McClure describes Jub-Jub the iguana as "Everywhere You Want to Be" in reference to a Visa commercial. Ken Keeler pitched the name MacArthur Parker, in reference to the song "MacArthur Park", written by Jimmy Webb and first recorded by Richard Harris. When learning of one possible acting gig being a Paramount-made buddy comedy involving Hugh Grant and Rob Lowe, McClure yells "Those sick freaks!?", in reference to the sex scandals that the two actors were involved in at the time. Selma's costumes are modeled on the clothes of Marilyn Monroe. At the wedding, Homer sings "Rock and Roll Part 2" by Gary Glitter in his head. The rumours of Troy McClure having a bizarre fetish for marine life mirror sex rumours about Richard Gere and a gerbil. Troy's star on the Hollywood walk of fame replaces Buster Keaton's.

==Reception==
In its original broadcast, "A Fish Called Selma" finished tied for 66th place in the ratings for the week of March 18–March 24, 1996, with a Nielsen rating of 7.8. It was the sixth-highest-rated show on the Fox network that week.

In 2021, Entertainment Weekly placed the episode fifth on their list of the top 25 The Simpsons episodes. Empire, in 2004, called the episode the "high point" of the show's "long-standing love affair with The Planet of the Apes", and cited it as McClure's "finest hour". In 2006, IGN named the episode the best of the seventh season, stating that it seemed the "obvious pick". They called the musical the best moment of the episode and "maybe even the whole show". In a 2008 review, IGN's Robert Canning praised Phil Hartman's performance as "simply the best of any guest appearance on The Simpsons". He concluded by saying: "Sure, [the episode's] writing is smart and the jokes are funny, but without Phil Hartman as Troy McClure, 'A Fish Called Selma' would only be good. With Hartman, it's fantastic!"

Also in 2006, Kimberly Potts of AOL Television named the episode the 14th best episode of the series. Dave Foster of DVD Times praised the episode in his 2006 review, as well as Jeff Goldblum's participation on the audio commentary. He stated: "for those yet to witness Troy McClure's musical take on Planet of the Apes, well, you might say you haven't lived! Musical parody at its very best, the visuals and aural delights in this one brief sequence guarantee this season a recommendation being one of the most inspired moments of The Simpsons many seasons."
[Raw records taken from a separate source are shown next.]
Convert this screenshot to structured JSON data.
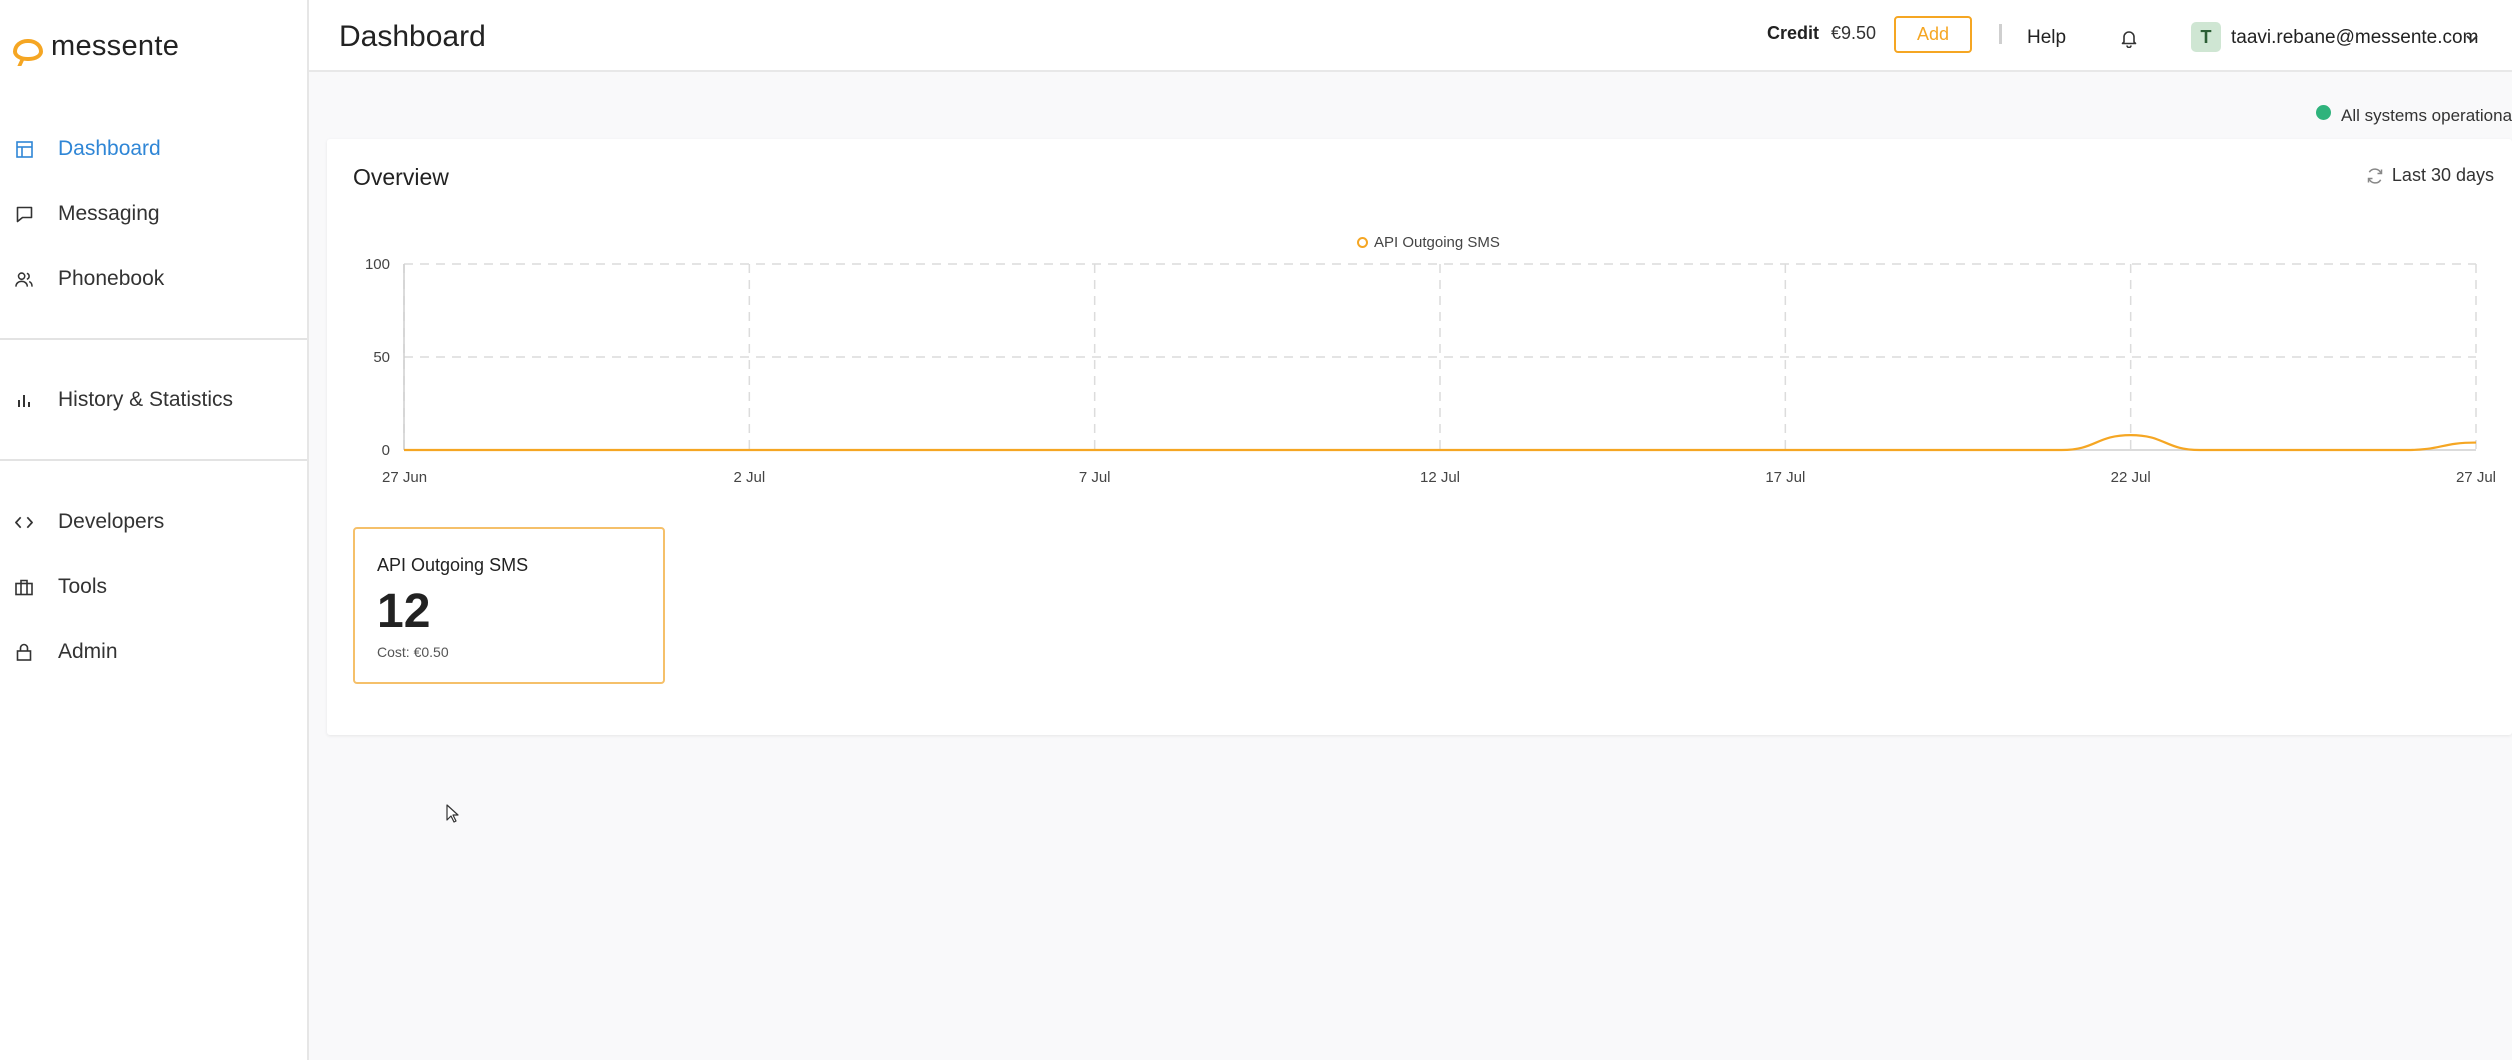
{
  "app": {
    "logo_text": "messente"
  },
  "sidebar": {
    "items": [
      {
        "label": "Dashboard",
        "icon": "dashboard-icon",
        "active": true
      },
      {
        "label": "Messaging",
        "icon": "message-icon"
      },
      {
        "label": "Phonebook",
        "icon": "people-icon"
      },
      {
        "label": "History & Statistics",
        "icon": "bar-chart-icon"
      },
      {
        "label": "Developers",
        "icon": "code-icon"
      },
      {
        "label": "Tools",
        "icon": "briefcase-icon"
      },
      {
        "label": "Admin",
        "icon": "lock-icon"
      }
    ]
  },
  "header": {
    "title": "Dashboard",
    "credit_label": "Credit",
    "credit_value": "€9.50",
    "add_label": "Add",
    "help_label": "Help",
    "avatar_initial": "T",
    "user_email": "taavi.rebane@messente.com"
  },
  "status": {
    "text": "All systems operational",
    "color": "#2fb37c"
  },
  "overview": {
    "title": "Overview",
    "range_label": "Last 30 days"
  },
  "chart_data": {
    "type": "line",
    "series": [
      {
        "name": "API Outgoing SMS",
        "color": "#f5a623",
        "points": [
          {
            "day": 0,
            "value": 0
          },
          {
            "day": 24,
            "value": 0
          },
          {
            "day": 25,
            "value": 8
          },
          {
            "day": 26,
            "value": 0
          },
          {
            "day": 29,
            "value": 0
          },
          {
            "day": 30,
            "value": 4
          }
        ]
      }
    ],
    "x_ticks": [
      "27 Jun",
      "2 Jul",
      "7 Jul",
      "12 Jul",
      "17 Jul",
      "22 Jul",
      "27 Jul"
    ],
    "x_range": [
      0,
      30
    ],
    "y_ticks": [
      0,
      50,
      100
    ],
    "ylim": [
      0,
      100
    ],
    "grid": true,
    "legend": "top-center"
  },
  "stat": {
    "title": "API Outgoing SMS",
    "value": "12",
    "cost": "Cost: €0.50"
  }
}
In 2012, Johnny Dee of The Guardian listed it as one of his five favorite episodes in the history of The Simpsons, writing: "Key to The Simpsons longevity is the minor characters who only crop up every season or so. And none more so than Troy McClure." Gary Russell and Gareth Roberts, the authors of the book I Can't Believe It's a Bigger and Better Updated Unofficial Simpsons Guide, were pleased that "Troy McClure gets a starring role at last". The Simpsons is strongest when the characters’ relatable humanity is highlighted by the show’s series of absurdities and laugh-out-loud funny moments. This episode is a perfect example of the relationship between these two sides of The Simpsons: How can you go from 'Dr. Zaius' to choking up at two once-again solitary characters at the end of the same half-hour? That’s what makes 'A Fish Called Selma' such a legendary episode, truly one for the ages.”